To read Marte’s story from the beginning, click here.

Marit Jonsdatter Huskelien lost her life in 1694, on the evening of 11 July. At that time of year in central Norway, daylight and twilight linger far into the night.  Quoting again from Kleiven, p. 352:

The same night, there was a blacksmith in Kvikne, Jo Sylte, who had assembled a cast-iron hook for the cottage door at Huskelien, which he now meant to go install. When he came to a mountain cleft on the edge of the Huskeli land, he saw two guys come carrying a person between themselves. Understanding immediately that a terrible crime had been committed, he kept himself hidden and watched. The mountain cleft he stood back in was called Jo-Klovo [Jo-cleft] afterward, but now [1930?] it is heaped full of stones.

The questions of when the blacksmith came forward, whether he identified the men he saw, and whether there were other witnesses, are left unanswered. But in the course of the sheriff’s investigation, suspicion eventually fell on Bø’s eldest son and heir, Torger, and his mother, Marte, along with a hired hand of theirs named Anders Lunde. By this time, a magistrate had taken up the case, and the three suspects were called to court to testify.

Immediately, or so the sources state, Torger Torgersen Bø poured out an emotional, detailed confession, “with great remorse and weeping.” The other two also readily confessed. At least, that is what the record shows. In this age of “enhanced interrogation,” we are entitled to wonder what Medieval forms of coercion may have been applied in secret, especially considering certain details of the court’s sentence in this case (which I am not yet ready to reveal). And of course, if torture was a factor, then the veracity of the confessions themselves is called into question. But I digress.

On the night specified, at the bidding of his mother (who had been obsessed with the notion for years), Torger and the hired man went to Huskelien, where Marit was lying in bed.
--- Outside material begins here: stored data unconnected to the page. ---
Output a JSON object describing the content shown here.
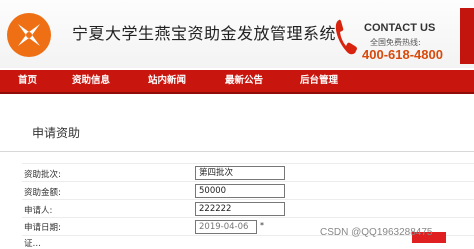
{
  "header": {
    "system_title": "宁夏大学生燕宝资助金发放管理系统",
    "contact_title": "CONTACT US",
    "hotline_label": "全国免费热线:",
    "hotline_number": "400-618-4800",
    "logo_color": "#ee6f14"
  },
  "nav": {
    "items": [
      {
        "label": "首页"
      },
      {
        "label": "资助信息"
      },
      {
        "label": "站内新闻"
      },
      {
        "label": "最新公告"
      },
      {
        "label": "后台管理"
      }
    ]
  },
  "page": {
    "title": "申请资助"
  },
  "form": {
    "batch": {
      "label": "资助批次:",
      "value": "第四批次"
    },
    "amount": {
      "label": "资助金额:",
      "value": "50000"
    },
    "applicant": {
      "label": "申请人:",
      "value": "222222"
    },
    "date": {
      "label": "申请日期:",
      "value": "2019-04-06",
      "required_mark": "*"
    },
    "next": {
      "label": "证…"
    }
  },
  "watermark": "CSDN @QQ1963288475",
  "colors": {
    "nav_bg": "#c8160f",
    "accent": "#e02020",
    "hotline": "#d84a0c"
  }
}
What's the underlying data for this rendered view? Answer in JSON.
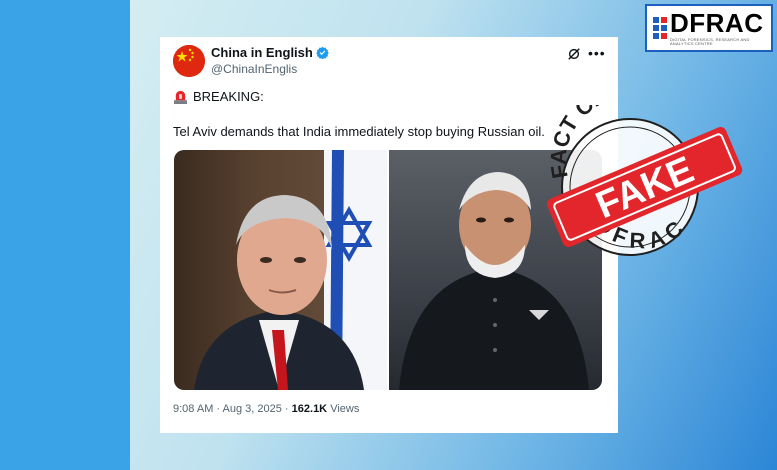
{
  "logo": {
    "text": "DFRAC",
    "tagline": "DIGITAL FORENSICS, RESEARCH AND ANALYTICS CENTRE"
  },
  "tweet": {
    "display_name": "China in English",
    "handle": "@ChinaInEnglis",
    "breaking_label": "BREAKING:",
    "text": "Tel Aviv demands that India immediately stop buying Russian oil.",
    "time": "9:08 AM",
    "separator": " · ",
    "date": "Aug 3, 2025",
    "views_count": "162.1K",
    "views_label": "Views"
  },
  "stamp": {
    "top_text": "FACT CHECK",
    "label": "FAKE",
    "bottom_text": "DFRAC"
  },
  "icons": [
    "siren-icon",
    "verified-badge-icon",
    "grok-icon",
    "more-icon",
    "china-flag-icon"
  ],
  "colors": {
    "stamp_red": "#e2262b",
    "brand_blue": "#1d5fbf",
    "verified_blue": "#1d9bf0"
  }
}
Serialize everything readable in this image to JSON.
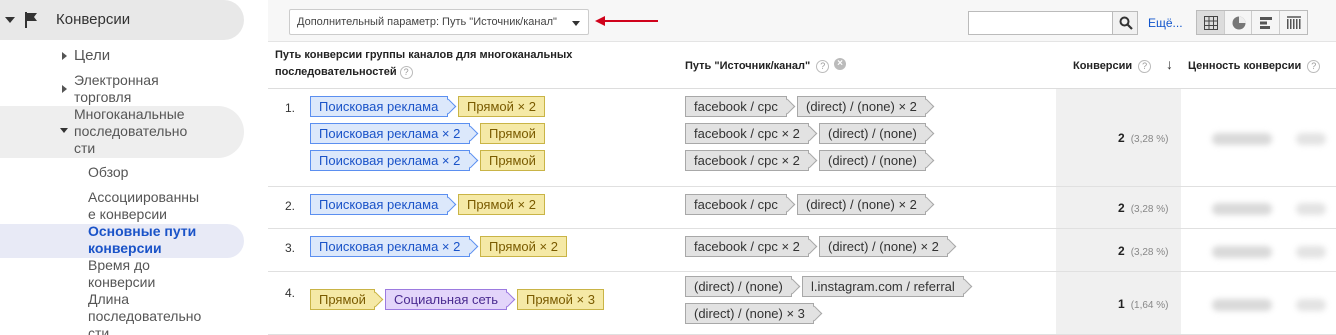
{
  "sidebar": {
    "section": "Конверсии",
    "goals": "Цели",
    "ecommerce_line1": "Электронная",
    "ecommerce_line2": "торговля",
    "mcf_line1": "Многоканальные",
    "mcf_line2": "последовательно",
    "mcf_line3": "сти",
    "overview": "Обзор",
    "assisted_line1": "Ассоциированны",
    "assisted_line2": "е конверсии",
    "top_paths_line1": "Основные пути",
    "top_paths_line2": "конверсии",
    "time_lag_line1": "Время до",
    "time_lag_line2": "конверсии",
    "path_length_line1": "Длина",
    "path_length_line2": "последовательно",
    "path_length_line3": "сти"
  },
  "toolbar": {
    "secondary_dimension": "Дополнительный параметр: Путь \"Источник/канал\"",
    "more_label": "Ещё...",
    "search_value": ""
  },
  "table": {
    "col_path_line1": "Путь конверсии группы каналов для многоканальных",
    "col_path_line2": "последовательностей",
    "col_source": "Путь \"Источник/канал\"",
    "col_conversions": "Конверсии",
    "col_value": "Ценность конверсии",
    "rows": [
      {
        "num": "1.",
        "paths": [
          [
            "Поисковая реклама",
            "Прямой × 2"
          ],
          [
            "Поисковая реклама × 2",
            "Прямой"
          ],
          [
            "Поисковая реклама × 2",
            "Прямой"
          ]
        ],
        "sources": [
          [
            "facebook / cpc",
            "(direct) / (none) × 2"
          ],
          [
            "facebook / cpc × 2",
            "(direct) / (none)"
          ],
          [
            "facebook / cpc × 2",
            "(direct) / (none)"
          ]
        ],
        "conversions": "2",
        "pct": "(3,28 %)"
      },
      {
        "num": "2.",
        "paths": [
          [
            "Поисковая реклама",
            "Прямой × 2"
          ]
        ],
        "sources": [
          [
            "facebook / cpc",
            "(direct) / (none) × 2"
          ]
        ],
        "conversions": "2",
        "pct": "(3,28 %)"
      },
      {
        "num": "3.",
        "paths": [
          [
            "Поисковая реклама × 2",
            "Прямой × 2"
          ]
        ],
        "sources": [
          [
            "facebook / cpc × 2",
            "(direct) / (none) × 2"
          ]
        ],
        "conversions": "2",
        "pct": "(3,28 %)"
      },
      {
        "num": "4.",
        "paths": [
          [
            "Прямой",
            "Социальная сеть",
            "Прямой × 3"
          ]
        ],
        "sources": [
          [
            "(direct) / (none)",
            "l.instagram.com / referral"
          ],
          [
            "(direct) / (none) × 3"
          ]
        ],
        "conversions": "1",
        "pct": "(1,64 %)"
      }
    ]
  },
  "colors": {
    "paid_search": "#dce8fb",
    "direct": "#f5e9a6",
    "social": "#e3d5fa",
    "source": "#e2e2e2",
    "arrow": "#d0021b"
  }
}
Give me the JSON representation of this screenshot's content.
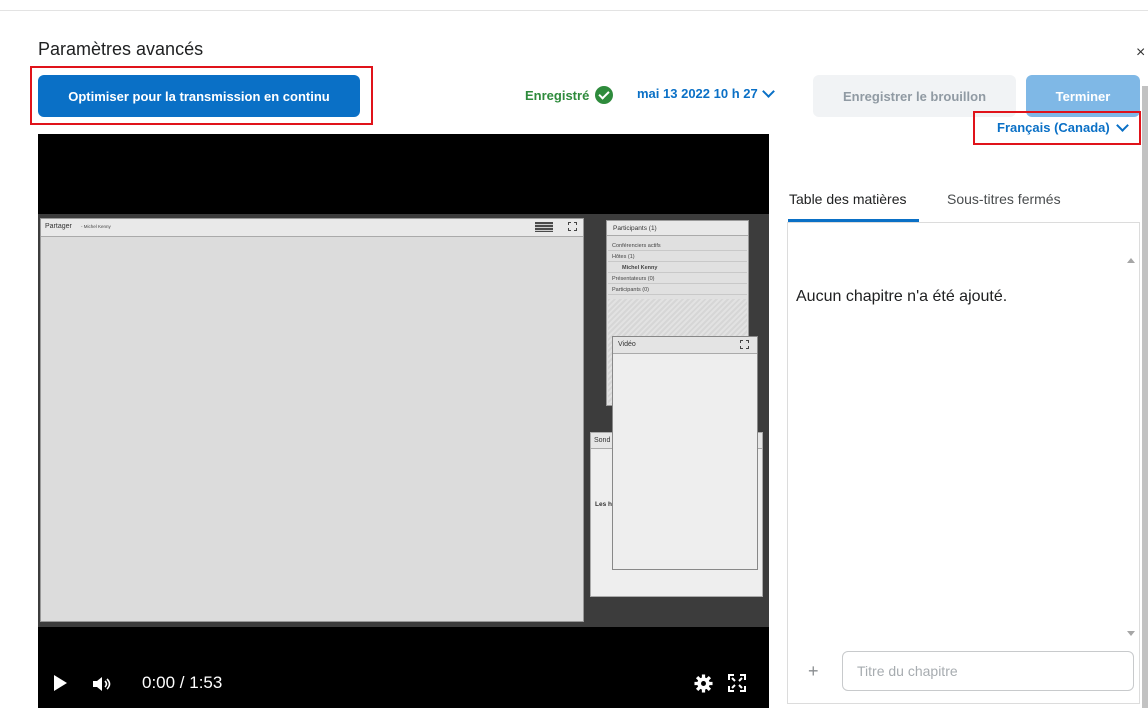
{
  "dialog": {
    "title": "Paramètres avancés",
    "close_glyph": "×"
  },
  "toolbar": {
    "optimize_label": "Optimiser pour la transmission en continu",
    "saved_label": "Enregistré",
    "date_label": "mai 13 2022 10 h 27",
    "save_draft_label": "Enregistrer le brouillon",
    "finish_label": "Terminer"
  },
  "colors": {
    "primary": "#0a70c6",
    "success": "#2e8b3c",
    "highlight": "#e0131a",
    "disabled_primary": "#7fb8e6"
  },
  "player": {
    "share_title": "Partager",
    "share_presenter": "- Michel Kenny",
    "participants_title": "Participants",
    "participants_count": "(1)",
    "participants_rows": [
      "Conférenciers actifs",
      "Hôtes (1)",
      "Michel Kenny",
      "Présentateurs (0)",
      "Participants (0)"
    ],
    "video_panel_title": "Vidéo",
    "poll_title": "Sond",
    "poll_text": "Les h",
    "time": "0:00 / 1:53"
  },
  "sidepanel": {
    "language": "Français (Canada)",
    "tabs": [
      {
        "label": "Table des matières",
        "active": true
      },
      {
        "label": "Sous-titres fermés",
        "active": false
      }
    ],
    "empty_message": "Aucun chapitre n'a été ajouté.",
    "chapter_placeholder": "Titre du chapitre",
    "add_glyph": "+"
  }
}
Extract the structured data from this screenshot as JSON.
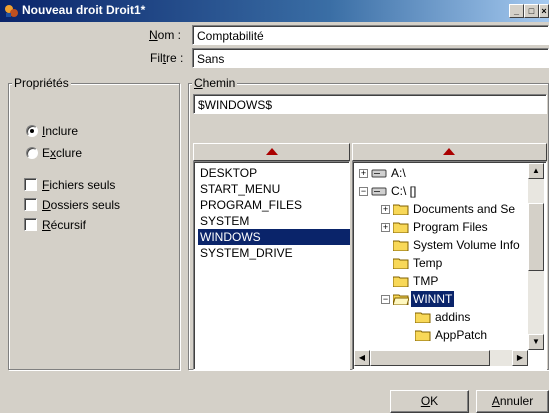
{
  "window": {
    "title": "Nouveau droit Droit1*",
    "controls": {
      "minimize": "_",
      "maximize": "□",
      "close": "×"
    }
  },
  "form": {
    "nom_label": "Nom :",
    "nom_value": "Comptabilité",
    "filtre_label": "Filtre :",
    "filtre_value": "Sans"
  },
  "proprietes": {
    "legend": "Propriétés",
    "radios": [
      {
        "label": "Inclure",
        "selected": true
      },
      {
        "label": "Exclure",
        "selected": false
      }
    ],
    "checkboxes": [
      {
        "label": "Fichiers seuls",
        "checked": false
      },
      {
        "label": "Dossiers seuls",
        "checked": false
      },
      {
        "label": "Récursif",
        "checked": false
      }
    ]
  },
  "chemin": {
    "legend": "Chemin",
    "path_value": "$WINDOWS$",
    "variables": [
      "DESKTOP",
      "START_MENU",
      "PROGRAM_FILES",
      "SYSTEM",
      "WINDOWS",
      "SYSTEM_DRIVE"
    ],
    "selected_variable": "WINDOWS",
    "tree": [
      {
        "label": "A:\\",
        "icon": "floppy-drive-icon"
      },
      {
        "label": "C:\\ []",
        "icon": "hard-drive-icon"
      },
      {
        "label": "Documents and Se",
        "icon": "folder-icon"
      },
      {
        "label": "Program Files",
        "icon": "folder-icon"
      },
      {
        "label": "System Volume Info",
        "icon": "folder-icon"
      },
      {
        "label": "Temp",
        "icon": "folder-icon"
      },
      {
        "label": "TMP",
        "icon": "folder-icon"
      },
      {
        "label": "WINNT",
        "icon": "open-folder-icon",
        "selected": true
      },
      {
        "label": "addins",
        "icon": "folder-icon"
      },
      {
        "label": "AppPatch",
        "icon": "folder-icon"
      }
    ]
  },
  "buttons": {
    "ok": "OK",
    "cancel": "Annuler"
  },
  "colors": {
    "selection": "#0a246a",
    "arrow": "#aa0000",
    "folder": "#f8d858"
  }
}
Torger asked her if they from Bø should cut the grass in the holding pen at the seter [summer pasture]. “No, it is too early yet, godson mine,”(!) she answered. At that, he took her arms, while Anders Lunde applied a choke-hold on her throat. After she was lifeless, they carried her out to the hill above the Vinstra river, set her shoes behind the hill, and threw her in. O-ouch!

Anders Lunde testified that Marte Bø had promised him a new shirt and three riksdaler, payment of which was made the Saturday after the murder. Three riksdaler in those days was about the value of a cow. Anders further stated that the woman had been nagging him to commit this crime for the past six years. She had also unsuccessfully approached his brother, Jon Lunde, on at least two occasions, offering him a greater reward than Anders eventually accepted. Her son Torger took part in some of these conversations. For her part, Marte also confessed fully, admitting that the whole affair had been her own idea.

One time just days before the event, Anders had started out for Huskelien with lethal intent. But when he slowed to rest, a large black dog appeared, behaving as if it wanted to follow him. The hired man lost his nerve and hurried back home. Another account of this day(?-may have been two separate occasions) has it that the crime was aborted because Torger did not meet Anders at Huskelien as expected.